UK SPACE AGE RECORDINGS 003 CD (1996)
These excellent new projects of Sonic Boom, splendidly packaged on his own Space Ace Recordings label, are to my mind far more diverse and interesting than the work of Spacemen 3. I liked a lot of Spacemen 3 records but sometimes found the insistence on druggy culture not to my taste, and some of the lyrics a bit trite. Sonic is now going for 98% music and sound exploration, which can only be a good thing in my book. A Pox on You is credited to Spectrum and Jessamine, a splendid 30 mins 5 track item and as the first one I heard it seemed to lay out the ground rules for this project: by word and image (and music, of course!) Sonic proudly displays such influences as the BBC Radiophonic workshop, The Silver Apples, Musique Concrete, the Theremin and perhaps Joe Meek.

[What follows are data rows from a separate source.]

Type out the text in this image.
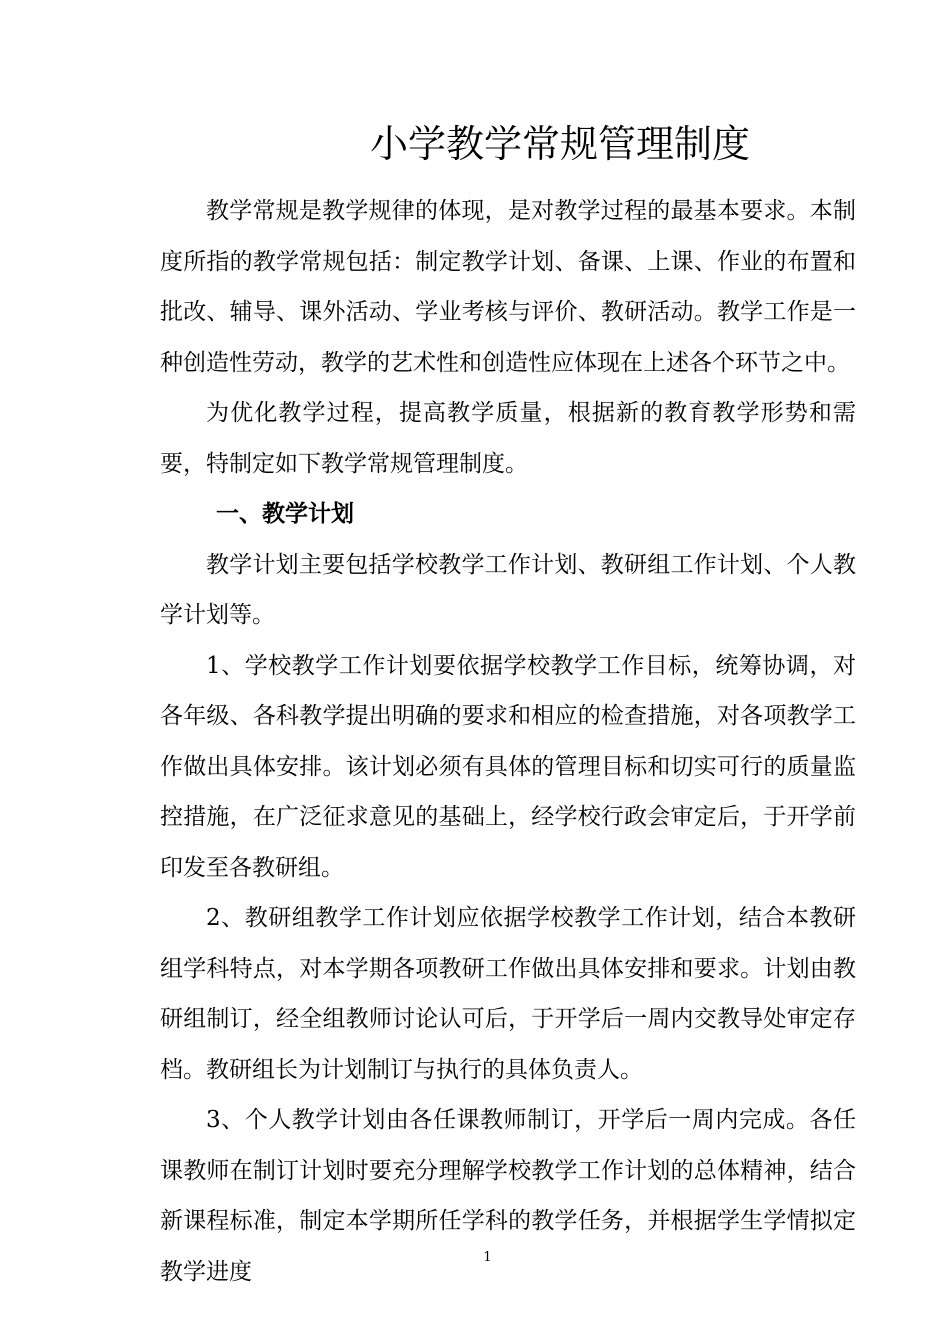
小学教学常规管理制度

教学常规是教学规律的体现，是对教学过程的最基本要求。本制度所指的教学常规包括：制定教学计划、备课、上课、作业的布置和批改、辅导、课外活动、学业考核与评价、教研活动。教学工作是一种创造性劳动，教学的艺术性和创造性应体现在上述各个环节之中。

为优化教学过程，提高教学质量，根据新的教育教学形势和需要，特制定如下教学常规管理制度。

一、教学计划

教学计划主要包括学校教学工作计划、教研组工作计划、个人教学计划等。

1、学校教学工作计划要依据学校教学工作目标，统筹协调，对各年级、各科教学提出明确的要求和相应的检查措施，对各项教学工作做出具体安排。该计划必须有具体的管理目标和切实可行的质量监控措施，在广泛征求意见的基础上，经学校行政会审定后，于开学前印发至各教研组。

2、教研组教学工作计划应依据学校教学工作计划，结合本教研组学科特点，对本学期各项教研工作做出具体安排和要求。计划由教研组制订，经全组教师讨论认可后，于开学后一周内交教导处审定存档。教研组长为计划制订与执行的具体负责人。

3、个人教学计划由各任课教师制订，开学后一周内完成。各任课教师在制订计划时要充分理解学校教学工作计划的总体精神，结合新课程标准，制定本学期所任学科的教学任务，并根据学生学情拟定教学进度

1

The back sleeve shows off Sonic’s new toy - a fantastic VCS-3 synth, which is undoubtedly to the fore in my favourite track here, ‘Satellites’, which is abstract enough to have come from the Radiophonics Workshop’s Out of this World special effects record (BBC REC 225, 1976), and also stands as a tribute to the exemplary work of Froese and Baumann on Zeit. And you can’t miss his tribute to ‘A Pox on You’, wherein he somehow manages to emulate the sound of Simeon Coxe’s unique instrument via the use of Theremin and synthesizers, and mixes in a convincing Danny Taylor drum sound to boot. His take on the song is to echo the vocal heavily thus stripping it of the original bite and bile, and transforming the singer into a vengeful ghost living in the Phantom Zone, coming back to haunt an unfaithful lover.
ED PINSENT

Various Artists
The New Atlantis
UK ORBIT 004 CD (1996)
Sonic Boom and friends again. The sleeve prints a Roger Bacon quote from the year 1624, which layers a notion of 17th century cosmogony over these electronic interrogations (’Wee also have sound-houses…’), and connects thus to Sun Ra’s Atlantis and another take on Joe Meek’s New World. This CD is a sampler for the label and includes some early tapes of Spacemen 3 rehearsals; a take of ‘Transparent Radiation’ stands out, mainly because it’s such a great song. It also seems to indicate Spacemen 3 had their project all worked out right at the start.
ED PINSENT

Martin Archer
Ghost Lily Cascade
UK DISCUS 4 CD (1996)
The William Morris wallpaper CD wrappers and inserts suggest some pastoral succour here, but as the title says it’s only the ghost of a lily - nature rendered as a stylised image, mere decoration. Having visited Sheffield (where this was recorded) myself, I can testify there is little pastoral calm in that urban area, and I found ghosts of steel factories and the hideous Meadowhall shopping centre populated by further ghosts. So Archer perhaps hoists this music as a screen, a bright pennant declaring the powers of art, to mask off the blight and vicissitudes of the world, and within the safe haven of his studio he surrounds himself with friends and kindred spirits. This music is the result and does indeed evoke that sense of a small outpost of civilisation gathered around a fire while the philistines are rioting without. Perhaps in a sense Archer is aligning himself with William Morris, proposing an idealistic artistic community? The starting point appears to have been dense synthesizer backdrops devised by Archer and his worthy constituent Chris Bywater, with energetic acoustic instrument layers dropped over the top. These are played with skill by Simon H Fell, Brian Parsons and many others. My only problem is there isn’t quite enough tension in the actual performances to make it as compelling as it could be. However Archer remains a craftsman of studio technique, this CD works as a collection of very well delineated textures and lines, a superb testament to commitment to excellence in digital recording. Such an attitude is altruistic and user-friendly compared to say the Incus approach, which to a certain extent still denies ‘good’ recording technique and minimises listening pleasure - the performance is everything! At least one of Archer’s recurring textural components is so washed out as to be barely present, a fascinatingly insistent sandpapery electronic buzz that made me think my speakers were conking out.